On the Use of Astronomy: Predicting the Doom of Humankind

Using the UNnecessary WIde SurvEy nanosatellite, astronomers have discovered a nearby brown dwarf — an object that isn’t massive enough to kick off nuclear fusion in its core — dubbed UNWISE J072004.20-084650.2. “To avoid having to use an unfortunate acronym coupled to an unpronounceable phone number name,” write author Henri Boffin (Extraterrestrial Institute for the Advancement of Earth) and colleagues, “. . . we will call this object the Death Star.”

And Death Star it is.

The team performed follow up observations with the 5-cm Extremely LIttle TElescope (ELITE) — donated by one of the author’s kids a few days after he received it as a birthday present and grew tired of the night sky — for 200 hours. After obtaining its spectrum (a long and painstaking process), the object’s radial velocity shows that 22,345 years ago the object passed 0.8205 light-years away from the Sun, or about 52,000 Earth-Sun distances.

This created havoc in the Oort Cloud — the hypothesized spherical cloud of icy planetesimals that lies roughly 50,000 times further than the Earth from the Sun. The research team modeled how these planetesimals have gravitationally interacted with one another ever since the Death Star passed through. To their dismay they found that many planetesimals are falling toward the center of the solar system.

In 12,194,755 years multiple planetesimals will crash into the Earth, bombarding it with fatal meteorites. All non-avian mammals will disappear, except for rats, which will survive and take over the planet.

Messenger Finds Spacecraft Graveyard on Mercury

Today, the Messenger team released images that appear to show the remains of several NASA spacecraft on Mercury’s surface. These include Mariner 10, which flew by Mercury three times in 1974-1975 and was presumed to be in a heliocentric orbit; the Mars Global Surveyor probe, which was never programmed to land on Mercury and went silent in Martian orbit in 2006; and one of the twin Gravity Recovery and Interior Laboratory (GRAIL) spacecraft, which was thought to have impacted the Moon.

The Messenger team is at a loss to explain this collection of spacecraft on Mercury’s surface. Project scientist Nat MacRulf thinks unusual forces are responsible, such as a magnetically induced wormhole, while project manager Ellen Summers thinks the graveyard could be the result of hard-to-direct spacecraft going AWOL.
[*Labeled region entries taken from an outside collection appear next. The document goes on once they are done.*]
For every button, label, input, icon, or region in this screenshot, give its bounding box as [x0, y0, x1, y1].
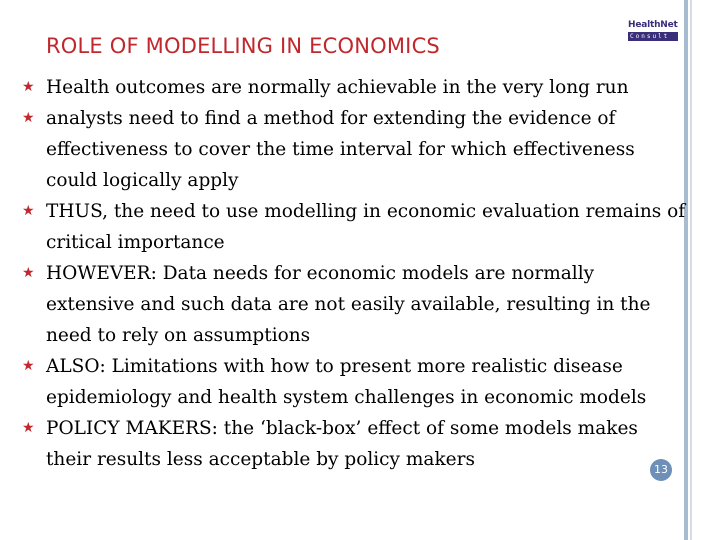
- bullet-item: [18, 72, 686, 103]
- bullet-text: POLICY MAKERS: the ‘black-box’ effect of some models makes their results less acceptable by policy makers: [46, 418, 638, 470]
- slide-title: ROLE OF MODELLING IN ECONOMICS: [46, 34, 440, 58]
- star-icon: ★: [22, 79, 35, 95]
- bullet-text: ALSO: Limitations with how to present more realistic disease epidemiology and health system challenges in economic models: [46, 356, 647, 408]
- page-number-badge: 13: [650, 459, 672, 481]
- star-icon: ★: [22, 110, 35, 126]
- bullet-item: [18, 196, 686, 258]
- bullet-text: THUS, the need to use modelling in economic evaluation remains of critical importance: [46, 201, 686, 253]
- bullet-list: [18, 72, 686, 475]
- logo-text-top: HealthNet: [628, 20, 678, 30]
- bullet-item: [18, 103, 686, 196]
- bullet-text: analysts need to find a method for extending the evidence of effectiveness to cover the time interval for which effectiveness could logically apply: [46, 108, 635, 191]
- star-icon: ★: [22, 265, 35, 281]
- bullet-text: Health outcomes are normally achievable in the very long run: [46, 77, 629, 98]
- bullet-item: [18, 258, 686, 351]
- bullet-item: [18, 351, 686, 413]
- bullet-item: [18, 413, 686, 475]
- star-icon: ★: [22, 203, 35, 219]
- bullet-text: HOWEVER: Data needs for economic models are normally extensive and such data are not easily available, resulting in the need to rely on assumptions: [46, 263, 651, 346]
- healthnet-logo: [628, 20, 678, 44]
- logo-text-bottom: Consult: [628, 32, 678, 41]
- star-icon: ★: [22, 358, 35, 374]
- slide-right-border-inner: [690, 0, 692, 540]
- star-icon: ★: [22, 420, 35, 436]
Keen to understand this new observation, the team met this morning to discuss plans to transition the Messenger spacecraft from an orbiter to a lander. Hopefully soon it will touch down near the graveyard and have the opportunity to analyze these dead spacecraft up close.

April Fools’ Everyone!

4 thoughts on “Fooling with the Universe

  1. Anthony Barreiro

    UNWISE and ELITE get my nomination for best new acronyms of the year. —– In health care, a patient who has had numerous unnecessary tests and now carries a shopping list of questionable diagnoses is sometimes said to have a high TLA count. TLA stands for "three letter acronym."

  2. Mike W. Herberich

    "Yaaj", incidentally, stands for "yet another acronym joke". I like yours a lot, Anthony. And I have another one: let’s found "The Society Against the Use of Meaningless, Long and Confusing Acronyms". Its acronym will be "TSAtUoMLaCA". Who of you guys is going to join?